I found an old photo of myself at age 7 while visiting my parents several months ago. I was in a veggie tales T-shirt, wearing a paper crown, and holding a Playstation 2 copy of Kingdom Hearts. I don't remember if I requested the game myself after seeing a commercial for it, or if my parents got it for me because it looked like a cute Disney game. Somehow, it has been over 20 years since that birthday. The amount of times I have played Kingdom Hearts 1 is equivalent to my other all time favorites (shadow of the colossus, metroid prime etc). Simply looking at the box art freaks me out still. It's like getting a split second reminder of what it felt like to see this artwork as a 7 year old kid - 0 context as to what any of it represented. This might be one of my earliest memories I can recall where a specific piece of artwork captivated me this much. I even remember trying to trace the cover art with pencil and paper. I can feel the shape of Sora's hair and his jacket swaying behind him. The shapes and colors inspired me to want to draw. Am I an artist today because of this box art? the answer may SHOCK you.
The Kingdom Hearts series is joked about excessively these days. Most of the conversation is about how impossible to understand these games are (hot take: KH is not that complicated. If you can understand Metal Gear, you'll be fine).

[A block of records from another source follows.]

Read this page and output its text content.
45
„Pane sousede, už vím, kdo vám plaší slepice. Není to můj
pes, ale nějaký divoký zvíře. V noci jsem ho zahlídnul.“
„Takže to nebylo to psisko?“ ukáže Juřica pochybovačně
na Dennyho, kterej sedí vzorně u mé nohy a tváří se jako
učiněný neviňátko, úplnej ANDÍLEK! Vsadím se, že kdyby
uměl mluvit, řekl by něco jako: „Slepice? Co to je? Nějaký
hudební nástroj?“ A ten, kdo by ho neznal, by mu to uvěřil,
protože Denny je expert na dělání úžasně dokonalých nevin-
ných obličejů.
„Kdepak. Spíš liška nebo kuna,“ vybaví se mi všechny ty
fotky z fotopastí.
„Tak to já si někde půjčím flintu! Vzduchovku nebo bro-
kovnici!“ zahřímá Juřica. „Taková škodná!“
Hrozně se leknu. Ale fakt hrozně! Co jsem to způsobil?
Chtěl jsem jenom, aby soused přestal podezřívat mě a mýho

I love Kingdom Hearts 1 because whenever I play it, it's like I'm back in my old bedroom - captivated in ways I didn't understand. As a child we don't stop and think "this level design is flawed" or "the melody of this tune is sublime and creates great atmosphere" - we just accept it, almost blindly. I think that's why nostalgia is powerful to me. I get to remember what it felt like to not absorb media exclusively through some kind of critical lens. "Nostalgia goggles" is often used as a negative term, but why do we shame ourselves for enjoying media simply based off the idea that we liked it growing up - therefore playing it as an adult elicits specific emotions and memories precious to us.
Kingdom Hearts 2 is the better game overall, but 1 has this specific texture to it that could not be replicated even by its superior sequel. I have no idea what I was thinking as a 7 year old during the weird and nightmare-like tutorial of Kingdom Hearts, but when I replay it as an adult, I feel like I'm able to physically manifest those memories, which is something few things are capable of. Movies and music can bring me back in a similar way, but unlike those (where I only utilize sight and hearing) I can physically reenact playing something that I played 20 years ago.
Sure I probably play it differently now, but to go back into this world, to control it, and to interact with it again is a type of nostalgia that's so specific to video games. I honestly believe it stirs the same part of my brain that visiting my old hometown does. Watching a childhood favorite movie or looking at old photos is one thing, but being somewhere physically evokes a stronger sense of "I was here once, and these things really happened". I'm on destiny island again. Riku is obliterating me again. That stupid ledge won't let me jump onto it and Riku is going to win this race again. I'm back in this world and interacting with it. I really played this in my veggie tales t-shirt and paper crown 20 years ago. I slowly learned that the "cool dude named cloud" was from a game called final fantasy 7, which inevitably lead me into discovering JRPGs as a whole genre. I watched Advent Children in shock as the "ninja girl from kingdom hearts" said cuss words.
Kingdom Hearts commonly refers to mysterious doors that need to be opened, which makes this analogy perfect. Kingdom Hearts opened so many doors into the medium of video games for me. I wanted more games like this. I wanted more weird and complex stories that felt magical and impossible. I even wanted to go outside with my friends more. I wanted the wooden sword from Medieval Times because I wanted to be like Sora. I wanted to be as optimistic as Sora. I wanted my friendships to be my power like Sora. I didn't think it was cheesy as a kid because I really believed in the validity of my experience and my feelings as a response to it. No shame or embarrassment. Not worrying about plot holes or the narrative stability of a video game story. It was real and I took it despite its flaws, just like any good friend would do for me.
Kingdom Hearts is a lot of things to me, but most importantly I think it's this physical thing I can latch onto to remind myself that my childhood was real. My feelings then were real and they have carried over into the present.
I'm a different person now than I was 20 years ago, or even 10 years ago, but whenever I go back to Kingdom Hearts, I know that my heart is still the same one that I had back in 2002. He's still here, and he helps me remember how far I've come, and that sometimes it's okay to go back for a while.